Just so that we are clear, Mr Sharif’s development record does not inspire any confidence either. First of all the blatant favouritism for Lahore at the cost of the rest of Punjab in terms of development funds is itself indicative of the lopsidedness of this government. Really, Mr Sharif is better suited to be Lahore City Nazim than the chief minister of a province that on its own is also the 40th largest economy in the world. However, even in terms of Lahore, his record is abysmal not just on the security and law and order front. Consider his rapid bus transit system. The whole of Lahore rues the day he went to Istanbul and got this fantastical idea. Turkey has a lot to offer to Pakistan in terms of how a Muslim majority society can reconcile with modernity but the rapid bus transit system is not one of those things. The essential issue in Lahore is of space, which meant that any transit system would either have to be a monorail or a subway system. Our solution in this case lay in looking eastwards to that great city of the subcontinent: Delhi. Instead the chief minister has created an eyesore, which will remain an eyesore and not solve the traffic problems of the city. Given the urgency of elections, the work on the panacea of all our traffic problems has been accelerated. This has brought untold misery on the hapless residents of this once great city who every morning are forced to calculate alternative routes to their destinations only to find alternative routes also dug up. There has to be an impartial investigation and analysis of the total costs of this bus transit project, i.e. not just the cost of building, which is allegedly close to Rs 100 billion, but the social cost, i.e. environmental pollution and other hidden costs such as the fuel costs that have been incurred as a result of continuous traffic jams in the city. I do not hold a brief for the Chaudhries of Punjab who had their own shortcomings, but one cannot help but feel that Lahore was a much better governed city under them.
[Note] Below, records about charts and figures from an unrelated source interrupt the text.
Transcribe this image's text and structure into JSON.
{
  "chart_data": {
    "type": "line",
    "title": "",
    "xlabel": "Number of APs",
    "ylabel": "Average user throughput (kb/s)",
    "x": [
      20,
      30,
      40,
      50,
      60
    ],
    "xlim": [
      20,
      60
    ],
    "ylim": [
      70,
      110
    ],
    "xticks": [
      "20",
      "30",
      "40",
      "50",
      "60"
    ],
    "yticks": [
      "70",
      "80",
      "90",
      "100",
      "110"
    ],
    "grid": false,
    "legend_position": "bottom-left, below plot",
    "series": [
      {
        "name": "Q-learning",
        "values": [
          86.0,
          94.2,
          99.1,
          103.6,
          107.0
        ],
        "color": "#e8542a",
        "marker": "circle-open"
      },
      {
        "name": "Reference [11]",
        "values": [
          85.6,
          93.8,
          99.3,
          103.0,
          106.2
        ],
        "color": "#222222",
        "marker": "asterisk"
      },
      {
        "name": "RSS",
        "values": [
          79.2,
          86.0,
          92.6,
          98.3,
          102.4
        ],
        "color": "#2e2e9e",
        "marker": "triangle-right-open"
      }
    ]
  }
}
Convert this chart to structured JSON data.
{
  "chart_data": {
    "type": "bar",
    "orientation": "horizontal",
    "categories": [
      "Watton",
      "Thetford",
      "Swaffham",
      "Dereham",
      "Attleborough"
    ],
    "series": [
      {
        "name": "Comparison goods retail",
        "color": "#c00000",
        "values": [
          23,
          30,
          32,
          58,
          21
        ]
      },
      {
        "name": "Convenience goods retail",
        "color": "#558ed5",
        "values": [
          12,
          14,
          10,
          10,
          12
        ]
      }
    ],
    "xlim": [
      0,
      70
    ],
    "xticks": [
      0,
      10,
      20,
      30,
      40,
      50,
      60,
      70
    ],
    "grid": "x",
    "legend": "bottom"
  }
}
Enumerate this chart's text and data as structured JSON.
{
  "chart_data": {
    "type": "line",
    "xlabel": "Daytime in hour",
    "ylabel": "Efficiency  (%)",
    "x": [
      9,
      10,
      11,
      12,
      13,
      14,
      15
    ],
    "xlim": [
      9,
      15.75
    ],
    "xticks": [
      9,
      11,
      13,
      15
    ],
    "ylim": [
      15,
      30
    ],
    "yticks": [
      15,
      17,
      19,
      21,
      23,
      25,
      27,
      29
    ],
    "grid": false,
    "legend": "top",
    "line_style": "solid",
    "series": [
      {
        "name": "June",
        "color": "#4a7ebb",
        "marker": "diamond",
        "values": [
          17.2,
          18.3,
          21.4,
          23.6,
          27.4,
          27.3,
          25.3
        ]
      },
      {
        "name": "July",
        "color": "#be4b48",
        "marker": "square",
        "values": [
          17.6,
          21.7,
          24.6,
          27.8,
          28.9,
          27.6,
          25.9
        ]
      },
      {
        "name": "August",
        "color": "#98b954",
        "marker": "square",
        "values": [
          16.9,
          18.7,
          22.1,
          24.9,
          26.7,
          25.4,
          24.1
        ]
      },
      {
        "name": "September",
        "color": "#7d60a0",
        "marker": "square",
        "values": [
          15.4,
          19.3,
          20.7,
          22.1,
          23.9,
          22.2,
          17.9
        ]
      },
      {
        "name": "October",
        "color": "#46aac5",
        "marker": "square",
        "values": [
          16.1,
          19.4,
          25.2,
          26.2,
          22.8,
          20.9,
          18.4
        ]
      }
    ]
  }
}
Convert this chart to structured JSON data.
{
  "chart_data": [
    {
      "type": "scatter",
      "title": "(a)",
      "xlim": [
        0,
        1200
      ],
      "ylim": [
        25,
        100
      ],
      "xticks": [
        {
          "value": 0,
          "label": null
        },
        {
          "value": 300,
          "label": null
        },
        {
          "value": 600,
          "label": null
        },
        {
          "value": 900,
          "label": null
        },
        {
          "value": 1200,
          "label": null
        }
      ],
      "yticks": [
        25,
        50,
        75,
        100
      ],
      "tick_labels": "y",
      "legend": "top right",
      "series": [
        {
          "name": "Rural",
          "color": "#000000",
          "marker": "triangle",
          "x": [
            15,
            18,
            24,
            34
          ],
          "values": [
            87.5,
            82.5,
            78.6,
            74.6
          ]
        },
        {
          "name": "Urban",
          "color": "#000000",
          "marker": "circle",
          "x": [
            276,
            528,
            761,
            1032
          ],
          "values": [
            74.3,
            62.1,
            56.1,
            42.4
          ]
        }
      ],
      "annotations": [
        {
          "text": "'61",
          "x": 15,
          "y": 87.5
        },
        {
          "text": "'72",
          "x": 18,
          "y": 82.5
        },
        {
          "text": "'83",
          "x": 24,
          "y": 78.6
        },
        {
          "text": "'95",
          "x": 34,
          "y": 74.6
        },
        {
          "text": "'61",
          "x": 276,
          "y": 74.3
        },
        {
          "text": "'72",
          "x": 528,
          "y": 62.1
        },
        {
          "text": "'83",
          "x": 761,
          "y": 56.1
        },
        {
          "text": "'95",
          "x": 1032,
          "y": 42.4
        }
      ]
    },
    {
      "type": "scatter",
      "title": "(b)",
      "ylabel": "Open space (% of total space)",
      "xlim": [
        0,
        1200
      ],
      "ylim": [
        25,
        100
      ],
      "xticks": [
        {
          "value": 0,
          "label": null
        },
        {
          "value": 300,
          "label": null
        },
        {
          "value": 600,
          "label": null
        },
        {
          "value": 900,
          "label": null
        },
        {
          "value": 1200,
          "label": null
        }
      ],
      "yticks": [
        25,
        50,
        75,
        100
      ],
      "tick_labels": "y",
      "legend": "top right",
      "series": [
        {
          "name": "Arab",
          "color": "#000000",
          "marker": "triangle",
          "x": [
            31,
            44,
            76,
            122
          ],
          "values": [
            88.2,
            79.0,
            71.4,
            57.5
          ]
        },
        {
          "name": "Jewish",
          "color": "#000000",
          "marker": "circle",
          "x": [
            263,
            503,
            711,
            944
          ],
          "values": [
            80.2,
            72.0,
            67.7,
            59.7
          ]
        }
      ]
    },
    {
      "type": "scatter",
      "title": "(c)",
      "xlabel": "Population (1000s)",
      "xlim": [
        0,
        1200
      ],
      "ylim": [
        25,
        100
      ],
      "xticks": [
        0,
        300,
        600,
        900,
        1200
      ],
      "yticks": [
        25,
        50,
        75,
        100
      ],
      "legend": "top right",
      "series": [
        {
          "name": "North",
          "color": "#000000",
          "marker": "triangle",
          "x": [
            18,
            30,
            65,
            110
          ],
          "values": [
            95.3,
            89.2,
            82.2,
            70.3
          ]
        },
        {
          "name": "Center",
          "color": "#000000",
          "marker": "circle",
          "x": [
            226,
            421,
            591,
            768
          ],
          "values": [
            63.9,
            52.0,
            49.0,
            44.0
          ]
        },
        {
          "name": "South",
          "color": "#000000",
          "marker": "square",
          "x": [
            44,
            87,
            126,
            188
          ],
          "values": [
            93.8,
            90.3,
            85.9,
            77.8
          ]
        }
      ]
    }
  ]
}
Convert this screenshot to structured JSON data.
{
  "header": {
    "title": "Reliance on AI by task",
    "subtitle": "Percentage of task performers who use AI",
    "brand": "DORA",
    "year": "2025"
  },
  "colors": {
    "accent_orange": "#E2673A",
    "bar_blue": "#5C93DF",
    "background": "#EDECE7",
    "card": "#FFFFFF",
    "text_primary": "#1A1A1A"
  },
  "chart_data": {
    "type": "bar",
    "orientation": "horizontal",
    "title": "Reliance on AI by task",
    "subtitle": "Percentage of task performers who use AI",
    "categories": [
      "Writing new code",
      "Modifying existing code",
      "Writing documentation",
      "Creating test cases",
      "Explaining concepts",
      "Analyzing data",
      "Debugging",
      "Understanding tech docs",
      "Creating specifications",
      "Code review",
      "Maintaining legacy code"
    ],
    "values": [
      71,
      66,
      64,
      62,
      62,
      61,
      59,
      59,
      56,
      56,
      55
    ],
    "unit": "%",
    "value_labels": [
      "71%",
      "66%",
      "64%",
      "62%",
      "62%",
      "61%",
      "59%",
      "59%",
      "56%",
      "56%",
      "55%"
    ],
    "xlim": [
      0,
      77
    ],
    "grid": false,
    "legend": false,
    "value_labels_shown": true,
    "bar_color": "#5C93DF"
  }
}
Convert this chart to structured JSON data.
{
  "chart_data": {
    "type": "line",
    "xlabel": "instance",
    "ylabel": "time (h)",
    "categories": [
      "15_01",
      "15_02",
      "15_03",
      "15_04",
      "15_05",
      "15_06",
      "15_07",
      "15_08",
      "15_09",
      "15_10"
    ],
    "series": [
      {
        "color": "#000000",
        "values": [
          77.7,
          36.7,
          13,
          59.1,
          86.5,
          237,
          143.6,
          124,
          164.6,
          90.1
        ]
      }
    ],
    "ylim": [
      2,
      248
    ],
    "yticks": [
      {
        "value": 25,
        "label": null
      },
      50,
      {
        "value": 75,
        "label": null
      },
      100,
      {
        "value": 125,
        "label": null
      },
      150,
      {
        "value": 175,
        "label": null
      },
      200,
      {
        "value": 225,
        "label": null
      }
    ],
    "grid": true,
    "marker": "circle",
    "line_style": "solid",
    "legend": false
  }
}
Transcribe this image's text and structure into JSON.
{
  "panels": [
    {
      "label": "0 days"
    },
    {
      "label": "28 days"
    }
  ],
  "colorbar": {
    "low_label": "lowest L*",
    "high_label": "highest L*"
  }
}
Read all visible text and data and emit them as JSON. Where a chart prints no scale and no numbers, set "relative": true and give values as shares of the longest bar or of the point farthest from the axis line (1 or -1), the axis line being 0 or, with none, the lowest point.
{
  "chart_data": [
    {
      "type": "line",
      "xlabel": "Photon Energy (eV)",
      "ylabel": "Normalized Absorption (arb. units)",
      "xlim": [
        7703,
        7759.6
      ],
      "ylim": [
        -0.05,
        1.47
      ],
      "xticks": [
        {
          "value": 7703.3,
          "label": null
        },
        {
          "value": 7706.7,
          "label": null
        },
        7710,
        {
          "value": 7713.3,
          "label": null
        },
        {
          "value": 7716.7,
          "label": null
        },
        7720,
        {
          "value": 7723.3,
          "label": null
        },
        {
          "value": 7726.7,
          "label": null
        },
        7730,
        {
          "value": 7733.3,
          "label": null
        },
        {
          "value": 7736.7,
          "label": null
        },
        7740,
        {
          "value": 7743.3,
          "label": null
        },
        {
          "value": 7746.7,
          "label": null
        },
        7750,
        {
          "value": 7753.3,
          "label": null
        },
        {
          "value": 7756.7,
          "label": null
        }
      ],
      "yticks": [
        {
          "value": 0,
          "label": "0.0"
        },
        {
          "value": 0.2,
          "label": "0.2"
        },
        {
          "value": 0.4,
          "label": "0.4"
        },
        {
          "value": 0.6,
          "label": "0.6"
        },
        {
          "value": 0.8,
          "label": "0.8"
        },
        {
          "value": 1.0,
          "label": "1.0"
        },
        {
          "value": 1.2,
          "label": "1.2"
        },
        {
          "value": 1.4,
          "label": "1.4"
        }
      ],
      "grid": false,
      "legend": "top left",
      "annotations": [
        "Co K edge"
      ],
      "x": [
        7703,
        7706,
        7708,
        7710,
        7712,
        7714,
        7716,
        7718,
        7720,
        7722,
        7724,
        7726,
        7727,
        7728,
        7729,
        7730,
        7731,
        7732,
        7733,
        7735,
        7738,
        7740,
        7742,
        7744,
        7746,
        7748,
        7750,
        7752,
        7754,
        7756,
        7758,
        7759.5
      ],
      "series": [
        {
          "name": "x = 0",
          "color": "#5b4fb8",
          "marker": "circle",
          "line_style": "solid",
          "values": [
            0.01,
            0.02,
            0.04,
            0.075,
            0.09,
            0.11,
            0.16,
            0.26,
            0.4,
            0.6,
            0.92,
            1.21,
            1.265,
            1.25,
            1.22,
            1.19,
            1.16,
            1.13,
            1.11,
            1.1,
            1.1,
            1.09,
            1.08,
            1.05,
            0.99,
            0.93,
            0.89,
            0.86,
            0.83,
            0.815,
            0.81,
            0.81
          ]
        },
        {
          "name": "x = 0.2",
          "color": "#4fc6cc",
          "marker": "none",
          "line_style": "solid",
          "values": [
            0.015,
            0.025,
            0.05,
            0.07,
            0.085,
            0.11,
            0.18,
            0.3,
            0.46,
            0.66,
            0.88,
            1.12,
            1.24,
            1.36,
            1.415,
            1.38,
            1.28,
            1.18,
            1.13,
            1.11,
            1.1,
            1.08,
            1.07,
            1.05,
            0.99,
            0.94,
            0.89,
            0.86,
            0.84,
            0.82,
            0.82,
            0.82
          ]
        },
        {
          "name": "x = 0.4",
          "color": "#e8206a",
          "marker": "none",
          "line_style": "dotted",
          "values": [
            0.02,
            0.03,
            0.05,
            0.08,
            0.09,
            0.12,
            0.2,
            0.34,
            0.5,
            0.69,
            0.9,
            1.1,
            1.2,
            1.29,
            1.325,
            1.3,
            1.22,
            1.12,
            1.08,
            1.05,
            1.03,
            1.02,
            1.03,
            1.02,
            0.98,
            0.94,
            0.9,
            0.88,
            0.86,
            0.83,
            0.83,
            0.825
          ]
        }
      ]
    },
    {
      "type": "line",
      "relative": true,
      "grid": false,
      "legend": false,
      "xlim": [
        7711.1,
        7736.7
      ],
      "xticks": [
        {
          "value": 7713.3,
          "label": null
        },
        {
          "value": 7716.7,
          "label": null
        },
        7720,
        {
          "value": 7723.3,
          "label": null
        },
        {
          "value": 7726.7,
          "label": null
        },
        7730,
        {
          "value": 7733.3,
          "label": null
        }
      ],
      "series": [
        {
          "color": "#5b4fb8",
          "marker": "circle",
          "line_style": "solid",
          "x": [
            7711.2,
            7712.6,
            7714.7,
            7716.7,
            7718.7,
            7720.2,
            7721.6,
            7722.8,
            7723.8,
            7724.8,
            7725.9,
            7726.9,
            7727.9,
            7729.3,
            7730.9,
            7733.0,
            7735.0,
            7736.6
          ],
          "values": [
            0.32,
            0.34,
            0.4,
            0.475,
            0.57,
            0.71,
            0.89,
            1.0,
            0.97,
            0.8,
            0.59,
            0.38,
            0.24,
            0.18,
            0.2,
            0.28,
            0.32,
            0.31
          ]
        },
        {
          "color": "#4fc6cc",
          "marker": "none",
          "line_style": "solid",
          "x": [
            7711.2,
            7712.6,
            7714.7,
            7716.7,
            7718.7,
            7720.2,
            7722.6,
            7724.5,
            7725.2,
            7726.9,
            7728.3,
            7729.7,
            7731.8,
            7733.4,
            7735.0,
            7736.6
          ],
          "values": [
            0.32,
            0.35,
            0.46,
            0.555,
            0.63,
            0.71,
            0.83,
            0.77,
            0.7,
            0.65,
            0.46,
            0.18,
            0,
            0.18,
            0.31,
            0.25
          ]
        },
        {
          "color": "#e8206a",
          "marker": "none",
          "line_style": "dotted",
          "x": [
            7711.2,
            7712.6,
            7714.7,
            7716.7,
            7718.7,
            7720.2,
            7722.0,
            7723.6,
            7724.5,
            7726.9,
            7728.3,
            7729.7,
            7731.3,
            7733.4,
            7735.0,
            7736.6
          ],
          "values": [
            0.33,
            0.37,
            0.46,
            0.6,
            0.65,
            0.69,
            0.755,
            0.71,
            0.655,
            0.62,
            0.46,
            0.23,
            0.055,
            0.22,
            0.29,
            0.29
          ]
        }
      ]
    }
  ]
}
A clue to his predicament comes from Mr Sharif’s recent statements regarding the Kalabagh Dam. After the Lahore High Court’s verdict, Mr Sharif’s bravado is calculated to rally the people of Punjab behind the PML-N. Having miserably failed in providing even the most basic form of government to the people of Punjab, do not be surprised if he continues to talk about the Kalabagh Dam because the citizens of Punjab are likely to be fooled by that promise. It is the personal opinion of this writer that the Kalabagh Dam should be made but it should not become a cheap slogan for electioneering, either for or against. All the parties concerned know that the Kalabagh Dam is unlikely to see the light of day but it is a good issue to play politics over.